To utilize SPARROW, scientists provide a set of molecular compounds they want to test and a definition of the properties they are looking for.
Here, SPARROW gathers information about the molecules and their synthetic routes, then compares the value of each molecule against the cost of synthesizing the candidates. Automatically selects the best subset of candidates that meet your criteria and finds the most cost-effective synthetic route for those compounds.
“We do all of this optimization in one step, so we can capture all of our competing objectives simultaneously,” says Fromer.
various frameworks
SPARROW is unique in that it can incorporate never-before-seen molecular structures designed by human hand, existing in virtual catalogs, or invented by generative AI models.
“We have many different sources of ideas. “Part of the beauty of SPARROW is that it puts all of these ideas on a level playing field,” adds Coley.
Researchers evaluated SPARROW by applying it to three case studies. Case studies based on real-world problems faced by chemists are designed to test SPARROW’s ability to find cost-effective synthetic schemes while using a wide range of input molecules.
They found that SPARROW effectively captures the marginal cost of batch synthesis and identifies common experimental steps and intermediate chemicals. It can also be scaled up to handle hundreds of potential molecular candidates.
“For example, the machine learning community for chemistry has so many models that work well for retrosynthesis or molecular property prediction, but how do you actually use them? Our framework aims to derive value from this previous work. By creating SPARROW, we hope to guide other researchers in thinking about complex subselections using cost and utility functions,” says Fromer.
In the future, the researchers hope to incorporate additional complexities into SPARROW. For example, they want to allow the algorithm to take into account that the value of testing one compound may not always be constant. They also want to include more elements of parallel chemistry in their value-for-money capabilities.
“Fromer and Coley’s work better aligns algorithmic decision-making with the practical realities of chemical synthesis. “With traditional computer design algorithms, the task of determining how best to synthesize a set of designs is left to the medicinal chemist, resulting in fewer optimal choices for the medicinal chemist and creating additional work,” said Patrick Riley, Senior Vice President of Artificial Intelligence. says: Information from Relay Therapeutics, which was not involved in this study. “This paper shows a principled path that includes consideration of combinatorial synthesis, which we hope will lead to higher quality and more accepted algorithm designs.”

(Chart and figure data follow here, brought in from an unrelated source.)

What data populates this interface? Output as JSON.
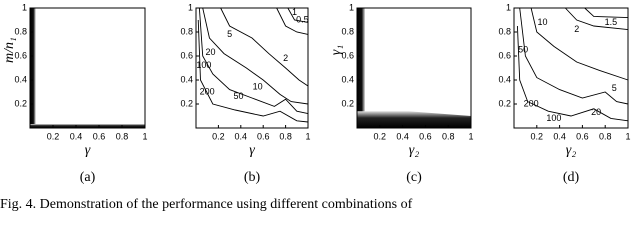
{
  "panels": [
    {
      "label": "(a)",
      "xlabel": "γ",
      "ylabel": "m/n₁",
      "xticks": [
        "0.2",
        "0.4",
        "0.6",
        "0.8",
        "1"
      ],
      "yticks": [
        "0.2",
        "0.4",
        "0.6",
        "0.8",
        "1"
      ],
      "contour_labels": []
    },
    {
      "label": "(b)",
      "xlabel": "γ",
      "xticks": [
        "0.2",
        "0.4",
        "0.6",
        "0.8",
        "1"
      ],
      "yticks": [
        "0.2",
        "0.4",
        "0.6",
        "0.8",
        "1"
      ],
      "contour_labels": [
        "0.5",
        "1",
        "5",
        "2",
        "20",
        "100",
        "200",
        "50",
        "10"
      ]
    },
    {
      "label": "(c)",
      "xlabel": "γ₂",
      "ylabel": "γ₁",
      "xticks": [
        "0.2",
        "0.4",
        "0.6",
        "0.8",
        "1"
      ],
      "yticks": [
        "0.2",
        "0.4",
        "0.6",
        "0.8",
        "1"
      ],
      "contour_labels": []
    },
    {
      "label": "(d)",
      "xlabel": "γ₂",
      "xticks": [
        "0.2",
        "0.4",
        "0.6",
        "0.8",
        "1"
      ],
      "yticks": [
        "0.2",
        "0.4",
        "0.6",
        "0.8",
        "1"
      ],
      "contour_labels": [
        "10",
        "1.5",
        "2",
        "50",
        "5",
        "200",
        "100",
        "20"
      ]
    }
  ],
  "caption": "Fig. 4.  Demonstration of the performance using different combinations of"
}
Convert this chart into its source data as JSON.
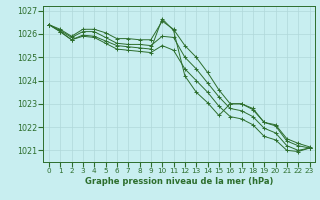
{
  "title": "Graphe pression niveau de la mer (hPa)",
  "x_labels": [
    "0",
    "1",
    "2",
    "3",
    "4",
    "5",
    "6",
    "7",
    "8",
    "9",
    "10",
    "11",
    "12",
    "13",
    "14",
    "15",
    "16",
    "17",
    "18",
    "19",
    "20",
    "21",
    "22",
    "23"
  ],
  "xlim": [
    -0.5,
    23.5
  ],
  "ylim": [
    1020.5,
    1027.2
  ],
  "yticks": [
    1021,
    1022,
    1023,
    1024,
    1025,
    1026,
    1027
  ],
  "background_color": "#c8eef0",
  "grid_color": "#b0d8da",
  "line_color": "#2d6e2d",
  "line1": [
    1026.4,
    1026.2,
    1025.9,
    1026.2,
    1026.2,
    1026.05,
    1025.8,
    1025.8,
    1025.75,
    1025.75,
    1026.55,
    1026.2,
    1025.5,
    1025.0,
    1024.35,
    1023.6,
    1023.0,
    1023.0,
    1022.75,
    1022.2,
    1022.05,
    1021.4,
    1021.2,
    1021.1
  ],
  "line2": [
    1026.4,
    1026.15,
    1025.85,
    1026.1,
    1026.1,
    1025.85,
    1025.6,
    1025.55,
    1025.55,
    1025.5,
    1025.9,
    1025.85,
    1025.0,
    1024.5,
    1023.9,
    1023.3,
    1022.8,
    1022.7,
    1022.45,
    1021.95,
    1021.75,
    1021.2,
    1021.0,
    1021.1
  ],
  "line3": [
    1026.4,
    1026.1,
    1025.75,
    1025.9,
    1025.85,
    1025.6,
    1025.35,
    1025.3,
    1025.25,
    1025.2,
    1025.5,
    1025.3,
    1024.5,
    1024.0,
    1023.5,
    1022.9,
    1022.45,
    1022.35,
    1022.1,
    1021.6,
    1021.45,
    1021.0,
    1020.95,
    1021.1
  ],
  "line4": [
    1026.4,
    1026.1,
    1025.75,
    1025.95,
    1025.9,
    1025.7,
    1025.5,
    1025.45,
    1025.4,
    1025.35,
    1026.65,
    1026.15,
    1024.2,
    1023.5,
    1023.05,
    1022.5,
    1023.0,
    1023.0,
    1022.8,
    1022.2,
    1022.1,
    1021.5,
    1021.3,
    1021.15
  ],
  "figsize": [
    3.2,
    2.0
  ],
  "dpi": 100
}
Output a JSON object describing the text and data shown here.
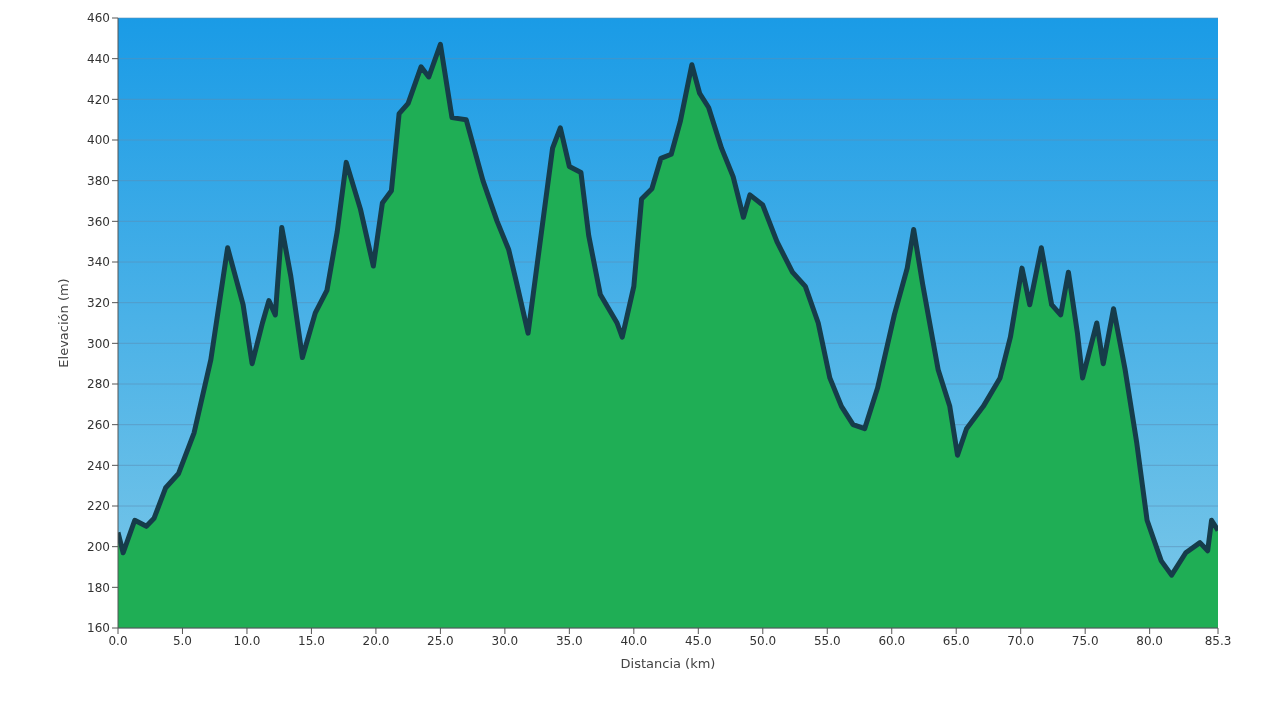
{
  "chart_data": {
    "type": "area",
    "xlabel": "Distancia   (km)",
    "ylabel": "Elevación (m)",
    "x": [
      0,
      0.4,
      1.3,
      2.2,
      2.8,
      3.7,
      4.7,
      5.9,
      7.2,
      8.5,
      9.7,
      10.4,
      11.2,
      11.7,
      12.2,
      12.7,
      13.4,
      14.3,
      15.3,
      16.2,
      17.0,
      17.7,
      18.8,
      19.8,
      20.5,
      21.2,
      21.8,
      22.5,
      23.5,
      24.1,
      25.0,
      25.9,
      27.0,
      28.3,
      29.4,
      30.3,
      30.9,
      31.8,
      32.8,
      33.7,
      34.3,
      35.0,
      35.9,
      36.5,
      37.4,
      38.7,
      39.1,
      40.0,
      40.6,
      41.4,
      42.1,
      42.9,
      43.6,
      44.5,
      45.1,
      45.8,
      46.8,
      47.7,
      48.5,
      49.0,
      50.0,
      51.1,
      52.3,
      53.3,
      54.3,
      55.2,
      56.1,
      57.0,
      57.9,
      58.9,
      60.2,
      61.2,
      61.7,
      62.4,
      63.6,
      64.5,
      65.1,
      65.8,
      67.1,
      68.4,
      69.2,
      70.1,
      70.7,
      71.6,
      72.4,
      73.1,
      73.7,
      74.4,
      74.8,
      75.9,
      76.4,
      77.2,
      78.1,
      79.0,
      79.8,
      80.9,
      81.7,
      82.8,
      83.9,
      84.5,
      84.8,
      85.3
    ],
    "series": [
      {
        "color": "#1fae55",
        "values": [
          207,
          197,
          213,
          210,
          214,
          229,
          236,
          256,
          292,
          347,
          319,
          290,
          310,
          321,
          314,
          357,
          333,
          293,
          315,
          326,
          355,
          389,
          366,
          338,
          369,
          375,
          413,
          418,
          436,
          431,
          447,
          411,
          410,
          380,
          360,
          346,
          330,
          305,
          353,
          396,
          406,
          387,
          384,
          353,
          324,
          310,
          303,
          328,
          371,
          376,
          391,
          393,
          409,
          437,
          423,
          416,
          396,
          382,
          362,
          373,
          368,
          350,
          335,
          328,
          310,
          283,
          269,
          260,
          258,
          278,
          314,
          337,
          356,
          329,
          287,
          269,
          245,
          258,
          269,
          283,
          303,
          337,
          319,
          347,
          319,
          314,
          335,
          305,
          283,
          310,
          290,
          317,
          287,
          251,
          213,
          193,
          186,
          197,
          202,
          198,
          213,
          208
        ]
      }
    ],
    "xlim": [
      0,
      85.3
    ],
    "xticks": [
      {
        "value": 0,
        "label": "0.0"
      },
      {
        "value": 5,
        "label": "5.0"
      },
      {
        "value": 10,
        "label": "10.0"
      },
      {
        "value": 15,
        "label": "15.0"
      },
      {
        "value": 20,
        "label": "20.0"
      },
      {
        "value": 25,
        "label": "25.0"
      },
      {
        "value": 30,
        "label": "30.0"
      },
      {
        "value": 35,
        "label": "35.0"
      },
      {
        "value": 40,
        "label": "40.0"
      },
      {
        "value": 45,
        "label": "45.0"
      },
      {
        "value": 50,
        "label": "50.0"
      },
      {
        "value": 55,
        "label": "55.0"
      },
      {
        "value": 60,
        "label": "60.0"
      },
      {
        "value": 65,
        "label": "65.0"
      },
      {
        "value": 70,
        "label": "70.0"
      },
      {
        "value": 75,
        "label": "75.0"
      },
      {
        "value": 80,
        "label": "80.0"
      },
      {
        "value": 85.3,
        "label": "85.3"
      }
    ],
    "ylim": [
      160,
      460
    ],
    "yticks": [
      160,
      180,
      200,
      220,
      240,
      260,
      280,
      300,
      320,
      340,
      360,
      380,
      400,
      420,
      440,
      460
    ],
    "grid": "y"
  }
}
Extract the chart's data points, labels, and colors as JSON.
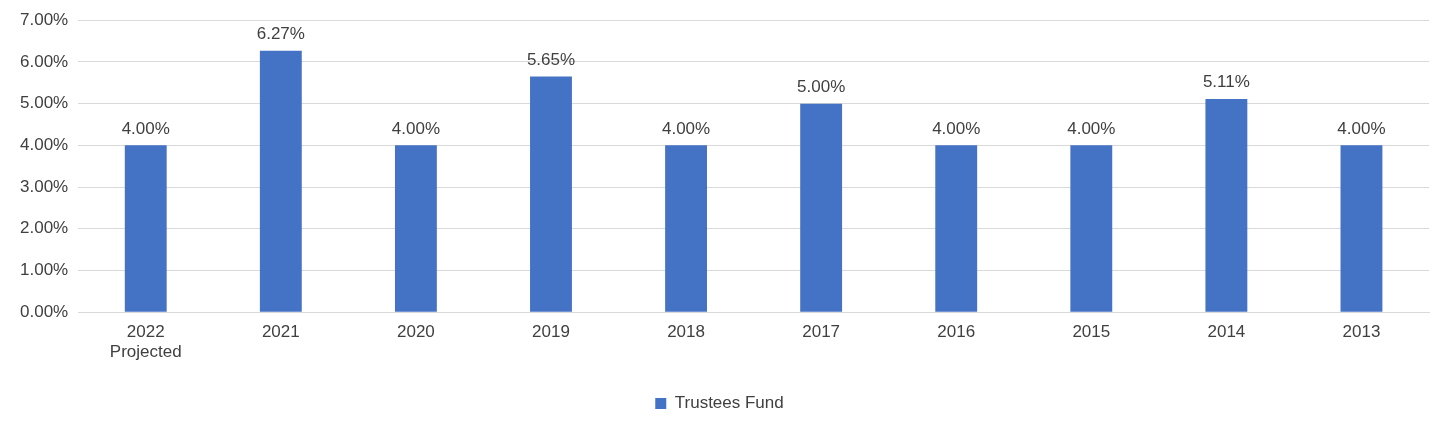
{
  "chart_data": {
    "type": "bar",
    "categories": [
      "2022\nProjected",
      "2021",
      "2020",
      "2019",
      "2018",
      "2017",
      "2016",
      "2015",
      "2014",
      "2013"
    ],
    "series": [
      {
        "name": "Trustees Fund",
        "color": "#4472c4",
        "values": [
          4.0,
          6.27,
          4.0,
          5.65,
          4.0,
          5.0,
          4.0,
          4.0,
          5.11,
          4.0
        ],
        "value_labels": [
          "4.00%",
          "6.27%",
          "4.00%",
          "5.65%",
          "4.00%",
          "5.00%",
          "4.00%",
          "4.00%",
          "5.11%",
          "4.00%"
        ]
      }
    ],
    "ylim": [
      0,
      7
    ],
    "yticks": [
      {
        "value": 0,
        "label": "0.00%"
      },
      {
        "value": 1,
        "label": "1.00%"
      },
      {
        "value": 2,
        "label": "2.00%"
      },
      {
        "value": 3,
        "label": "3.00%"
      },
      {
        "value": 4,
        "label": "4.00%"
      },
      {
        "value": 5,
        "label": "5.00%"
      },
      {
        "value": 6,
        "label": "6.00%"
      },
      {
        "value": 7,
        "label": "7.00%"
      }
    ],
    "grid": "y",
    "legend": "bottom"
  }
}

“Identifying compounds to synthesize in a way that carefully balances time, cost, and potential for progress toward goals while providing useful new information is one of the most challenging tasks for drug discovery teams. “Fromer and Coley’s SPARROW approach does this in an effective and automated manner, providing human medicinal chemistry teams with a useful tool and taking an important step toward a fully autonomous approach to drug discovery,” said Memorial Sloan Kettering Cancer. The center was not involved in the work, adds computational chemist John Chodera.
This research was supported in part by the DARPA Accelerated Molecular Discovery Program, the Office of Naval Research, and the National Science Foundation.